It all started with a simple question, from a curious daughter to her father: “Daddy, why aren’t these plaques with the famous letter, all over Texas?”
On a February 2023 visit to The Alamo with her family, 13-year-old Sloane McNutt of Corsicana, Texas, first read Lt. Col. William Travis’ famed “Victory or Death” letter, as it’s become known, on a bronze plaque on the lawn in front of The Alamo.
“That’s kicked it off,” said Rusty Busby, Kendall County chair for the Alamo Letter Society project, the local effort to bring to the Kendall County Courthouse a plaque bearing the Feb. 24, 1836 appeal “to the People of Texas and all Americans in the World” to help reinforce Travis’ 157 men inside The Alamo against a pending attack by thousands of Mexican troops under the rule of Gen. Santa Anna.
Of 254 Texas counties, 23 have already erected a monument, sign or other method of displaying the letter, Busby said, with activity underway in 53 others, including Kendall.
“I’m a sixth-generation Texan, and have always been known as an Alamo-aniac,” said Busby, a member of the Alamo Historical Society.
Bill McNutt, father of now-15-year-old Sloane and one of four co-founders of the Alamo Letter Society effort, was the guest speaker at the Historical Society’s most recent meeting.
"It’s a great project,” Busby said. “So many people know about (the letter), but very few actually know what it says, or have ever had the chance to read it.”
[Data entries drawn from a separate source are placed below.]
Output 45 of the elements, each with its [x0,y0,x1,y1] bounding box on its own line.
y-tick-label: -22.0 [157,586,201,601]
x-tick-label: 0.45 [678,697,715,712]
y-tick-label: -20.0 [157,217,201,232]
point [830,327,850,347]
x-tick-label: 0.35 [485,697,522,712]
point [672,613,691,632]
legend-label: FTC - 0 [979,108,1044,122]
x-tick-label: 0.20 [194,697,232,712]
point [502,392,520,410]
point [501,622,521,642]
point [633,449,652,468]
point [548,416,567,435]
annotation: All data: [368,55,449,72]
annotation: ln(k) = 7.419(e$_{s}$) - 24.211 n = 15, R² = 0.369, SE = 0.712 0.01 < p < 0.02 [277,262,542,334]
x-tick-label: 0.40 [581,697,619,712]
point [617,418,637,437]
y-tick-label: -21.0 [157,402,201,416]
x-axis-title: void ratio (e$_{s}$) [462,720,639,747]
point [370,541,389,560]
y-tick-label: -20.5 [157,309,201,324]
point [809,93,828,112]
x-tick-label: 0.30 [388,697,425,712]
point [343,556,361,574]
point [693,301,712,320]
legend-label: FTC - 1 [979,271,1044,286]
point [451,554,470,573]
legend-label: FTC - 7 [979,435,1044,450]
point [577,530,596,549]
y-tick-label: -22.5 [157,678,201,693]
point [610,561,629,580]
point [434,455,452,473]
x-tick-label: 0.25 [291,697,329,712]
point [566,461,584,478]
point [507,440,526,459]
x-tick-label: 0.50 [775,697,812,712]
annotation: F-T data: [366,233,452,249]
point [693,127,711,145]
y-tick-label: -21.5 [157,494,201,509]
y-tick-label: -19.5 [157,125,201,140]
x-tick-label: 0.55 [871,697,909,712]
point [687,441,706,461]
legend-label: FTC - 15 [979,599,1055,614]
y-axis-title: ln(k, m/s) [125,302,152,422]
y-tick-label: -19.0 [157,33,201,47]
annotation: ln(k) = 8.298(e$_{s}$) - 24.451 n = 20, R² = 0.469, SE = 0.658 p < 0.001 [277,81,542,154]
In it, Travis — who arrived Feb. 3, 1836, with orders to destroy The Alamo, but instead stood to defend it — appeals for help to stave off an attack by Mexican troops.
“Our flag still waves proudly from the walls; I shall never surrender or retreat,” Travis wrote. “Then, I call on you in the name of Liberty, of patriotism & everything dear to the American character, to come to our aid, with all dispatch.”
He ended the letter with the famous phrase, “Victory or Death.”
“This is just an initial statement of freedom, liberty and patriotism,” Busby said.”Every Texan ought to have the chance to read his words and realize their dedication to stand and fight.”
The plaque will cost about $4,500 to create, Busby said. Shane Stolarczyk, Kendall County judge, personally is donating the funds needed to cast the bronze plaque.
“We have to come up with the rest,” Busby said, acknowledging his committee — Brydon Moon, Christina Bergmann Peese, Paul Barwick and himself — have already hit the fundraising trail.
“We’ve raised $750 already, and may need a couple grand more,” he said. “We hope to have it all in hand by July.”
The committee, he said, likely will meet with an appointed county commissioner to determine a logical point outside the Kendall County Courthouse for the plaque to be erected. Several designs have been established in other counties, providing a choice of efforts for Kendall.
Once the funds are gathered, Busby said it doesn’t take long to erect or place the bronze plaque, and a dedication ceremony will follow, likely sometime in September, he estimates.